Jeremy Corbyn has hit out at Labour MPs who quit the party to sit alongside former Tories in the new Independent Group.
Speaking at the same rally, shadow foreign secretary Emily Thornberry said she would "rather die" than join any other party.
Mr Corbyn said MPs like Chris Leslie, who fought the last election on a Labour manifesto opposed to Conservative austerity, were now working with ex-Tories Anna Soubry, who supported the cuts.
Speaking at a rally in Ms Soubry’s Broxtowe constituency, he said that while he was “sad” some MPs had left, he had no intention of changing the policies which delivered the biggest increase in the Labour vote since 1945.
“I’m obviously very sad at some of the things that have happened and very sad at some of the things that have been said,” he said.
“Walking away from our movement achieves nothing.
"Not understanding where we have come from is a bad mistake.
“So, when the media talk about the bravery of those who walk away, Anna Soubry voted for austerity and said it was a good thing.
“Almost immediately after leaving Chris Leslie tells us that we should not be ending university fees, we should not be increasing the tax for the richest in the country, we should be cutting corporation tax and increasing the burden on others.
“I tell you what, the Labour Party believes in equality and justice.

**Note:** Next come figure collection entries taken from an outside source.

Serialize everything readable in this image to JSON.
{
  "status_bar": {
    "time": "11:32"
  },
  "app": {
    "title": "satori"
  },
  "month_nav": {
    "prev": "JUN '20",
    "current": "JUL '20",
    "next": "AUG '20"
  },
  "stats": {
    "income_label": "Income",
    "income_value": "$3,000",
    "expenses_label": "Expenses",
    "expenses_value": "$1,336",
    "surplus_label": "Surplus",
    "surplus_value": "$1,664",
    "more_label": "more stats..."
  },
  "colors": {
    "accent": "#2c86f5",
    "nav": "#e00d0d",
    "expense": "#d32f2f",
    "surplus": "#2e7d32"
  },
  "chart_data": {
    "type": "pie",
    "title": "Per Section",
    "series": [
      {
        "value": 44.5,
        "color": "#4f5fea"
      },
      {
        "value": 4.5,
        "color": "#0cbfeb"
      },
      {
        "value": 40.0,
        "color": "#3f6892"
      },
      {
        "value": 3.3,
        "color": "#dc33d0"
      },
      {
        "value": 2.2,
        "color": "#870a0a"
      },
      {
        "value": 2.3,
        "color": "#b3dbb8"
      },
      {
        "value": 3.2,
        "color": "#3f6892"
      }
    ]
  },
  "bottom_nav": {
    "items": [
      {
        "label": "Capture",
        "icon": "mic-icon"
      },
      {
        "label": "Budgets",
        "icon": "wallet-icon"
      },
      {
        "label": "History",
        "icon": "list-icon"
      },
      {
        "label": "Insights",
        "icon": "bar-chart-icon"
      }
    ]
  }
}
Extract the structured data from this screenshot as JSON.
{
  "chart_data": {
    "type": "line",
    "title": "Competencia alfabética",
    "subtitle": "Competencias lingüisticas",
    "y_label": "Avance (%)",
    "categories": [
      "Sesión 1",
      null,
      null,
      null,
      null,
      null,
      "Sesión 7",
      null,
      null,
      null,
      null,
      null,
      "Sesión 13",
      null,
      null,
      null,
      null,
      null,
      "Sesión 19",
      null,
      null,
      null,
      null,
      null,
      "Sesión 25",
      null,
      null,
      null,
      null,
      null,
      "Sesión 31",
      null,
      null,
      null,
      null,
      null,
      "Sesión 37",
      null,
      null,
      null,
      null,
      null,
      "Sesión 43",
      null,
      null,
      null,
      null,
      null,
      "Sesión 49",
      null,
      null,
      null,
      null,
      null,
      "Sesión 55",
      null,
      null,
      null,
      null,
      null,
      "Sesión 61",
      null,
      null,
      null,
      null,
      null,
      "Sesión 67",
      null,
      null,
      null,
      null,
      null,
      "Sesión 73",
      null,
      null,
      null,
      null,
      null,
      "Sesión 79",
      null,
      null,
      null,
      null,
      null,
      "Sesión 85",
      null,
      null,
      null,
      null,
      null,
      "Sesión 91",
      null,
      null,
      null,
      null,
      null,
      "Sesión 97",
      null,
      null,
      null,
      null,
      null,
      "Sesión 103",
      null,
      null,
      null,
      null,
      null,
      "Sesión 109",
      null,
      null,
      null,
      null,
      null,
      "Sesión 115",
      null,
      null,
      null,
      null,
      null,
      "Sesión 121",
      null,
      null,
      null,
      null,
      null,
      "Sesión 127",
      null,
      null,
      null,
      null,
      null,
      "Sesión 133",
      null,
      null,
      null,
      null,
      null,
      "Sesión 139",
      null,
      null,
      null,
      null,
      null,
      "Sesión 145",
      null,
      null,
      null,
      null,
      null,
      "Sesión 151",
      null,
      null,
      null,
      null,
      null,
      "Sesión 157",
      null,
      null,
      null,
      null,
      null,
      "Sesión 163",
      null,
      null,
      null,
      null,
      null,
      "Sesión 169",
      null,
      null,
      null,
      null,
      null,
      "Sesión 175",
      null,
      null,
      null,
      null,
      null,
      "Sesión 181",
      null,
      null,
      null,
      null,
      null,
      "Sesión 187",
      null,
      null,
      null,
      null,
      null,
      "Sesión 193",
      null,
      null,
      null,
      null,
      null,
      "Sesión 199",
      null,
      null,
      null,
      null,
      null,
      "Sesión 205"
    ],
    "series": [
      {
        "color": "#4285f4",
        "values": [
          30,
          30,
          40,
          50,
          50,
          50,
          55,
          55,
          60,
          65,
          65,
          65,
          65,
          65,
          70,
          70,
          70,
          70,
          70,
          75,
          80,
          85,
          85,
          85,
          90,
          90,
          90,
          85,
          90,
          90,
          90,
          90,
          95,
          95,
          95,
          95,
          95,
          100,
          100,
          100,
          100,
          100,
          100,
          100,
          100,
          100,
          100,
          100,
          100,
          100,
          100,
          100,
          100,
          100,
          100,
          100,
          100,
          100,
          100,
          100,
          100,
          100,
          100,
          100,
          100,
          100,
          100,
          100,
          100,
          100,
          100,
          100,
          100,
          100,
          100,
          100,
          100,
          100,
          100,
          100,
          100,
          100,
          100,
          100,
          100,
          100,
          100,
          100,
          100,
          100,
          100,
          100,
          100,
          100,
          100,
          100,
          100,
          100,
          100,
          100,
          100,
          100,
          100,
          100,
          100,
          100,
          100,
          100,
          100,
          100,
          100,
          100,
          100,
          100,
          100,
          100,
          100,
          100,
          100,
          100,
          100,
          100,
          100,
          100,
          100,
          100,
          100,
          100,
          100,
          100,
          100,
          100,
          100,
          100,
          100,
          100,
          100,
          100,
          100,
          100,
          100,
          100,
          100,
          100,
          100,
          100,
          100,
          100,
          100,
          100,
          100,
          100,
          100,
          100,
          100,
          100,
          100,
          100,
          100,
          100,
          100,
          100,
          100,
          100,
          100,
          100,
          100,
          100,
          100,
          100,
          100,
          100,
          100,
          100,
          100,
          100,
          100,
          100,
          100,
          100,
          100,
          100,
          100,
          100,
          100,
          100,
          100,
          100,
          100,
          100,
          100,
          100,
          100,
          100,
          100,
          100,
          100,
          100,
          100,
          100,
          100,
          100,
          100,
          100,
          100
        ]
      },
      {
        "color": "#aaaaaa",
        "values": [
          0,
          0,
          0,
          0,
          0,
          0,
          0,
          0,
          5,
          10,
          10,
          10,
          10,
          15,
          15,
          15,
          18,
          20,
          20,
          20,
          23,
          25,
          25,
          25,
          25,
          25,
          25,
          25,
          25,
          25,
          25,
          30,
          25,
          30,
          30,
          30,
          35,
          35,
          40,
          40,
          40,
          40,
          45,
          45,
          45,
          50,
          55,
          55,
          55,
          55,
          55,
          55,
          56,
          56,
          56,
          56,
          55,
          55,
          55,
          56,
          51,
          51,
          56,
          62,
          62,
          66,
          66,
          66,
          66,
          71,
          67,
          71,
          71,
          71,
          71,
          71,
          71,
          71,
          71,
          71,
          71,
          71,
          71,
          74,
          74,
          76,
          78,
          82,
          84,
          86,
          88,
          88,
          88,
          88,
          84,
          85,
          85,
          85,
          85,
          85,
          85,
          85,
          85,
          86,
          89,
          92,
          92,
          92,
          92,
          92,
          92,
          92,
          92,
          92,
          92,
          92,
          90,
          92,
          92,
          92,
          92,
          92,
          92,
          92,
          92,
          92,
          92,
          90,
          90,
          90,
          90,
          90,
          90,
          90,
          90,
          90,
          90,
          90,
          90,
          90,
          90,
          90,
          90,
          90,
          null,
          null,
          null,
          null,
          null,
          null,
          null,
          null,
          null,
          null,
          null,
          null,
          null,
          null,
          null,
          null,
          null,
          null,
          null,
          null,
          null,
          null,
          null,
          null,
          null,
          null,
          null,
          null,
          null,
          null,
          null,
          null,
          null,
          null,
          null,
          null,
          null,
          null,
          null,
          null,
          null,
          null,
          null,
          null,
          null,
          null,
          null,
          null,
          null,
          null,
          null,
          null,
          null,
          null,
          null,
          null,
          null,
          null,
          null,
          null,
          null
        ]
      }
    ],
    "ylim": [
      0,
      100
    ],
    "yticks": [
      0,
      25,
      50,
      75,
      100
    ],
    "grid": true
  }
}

"That is what was the centre of our manifesto and that is what will be at the centre of the next manifesto whenever that election comes.”
Also addressing the rally, Ms Thornberry told those gathered that they all had "a great deal in common and the biggest thing we have in common is the fact that we are Labour.
"We are Labour to the core and Labour to the tips of our fingerprints - and we would rather die than join any other party and we would never think of joining the other eight people who have decided to abandon Labour and cuddle up to the Tories.
"We would never do that."
The pair's speeches came at the end of a week which saw nine MPs quit the Labour Party – eight of them to join The Independent Group (TIG) – amid anger over the party’s position on Europe and anti-Semitism within its ranks.
Despite complaints by Jewish MP Luciana Berger and others that the leadership has consistently failed to deal with the issue within the party, Mr Corbyn insisted anti-Semitism was “unacceptable” in the party.
“When people are racist to each other, then we oppose it in any way whatsoever,” he said.
“If anyone is racist towards anyone else in our party – wrong. Out of court, out of order, totally and absolutely unacceptable.
“Anti-Semitism is unacceptable in any form and in any way whatsoever, and anywhere in our society.”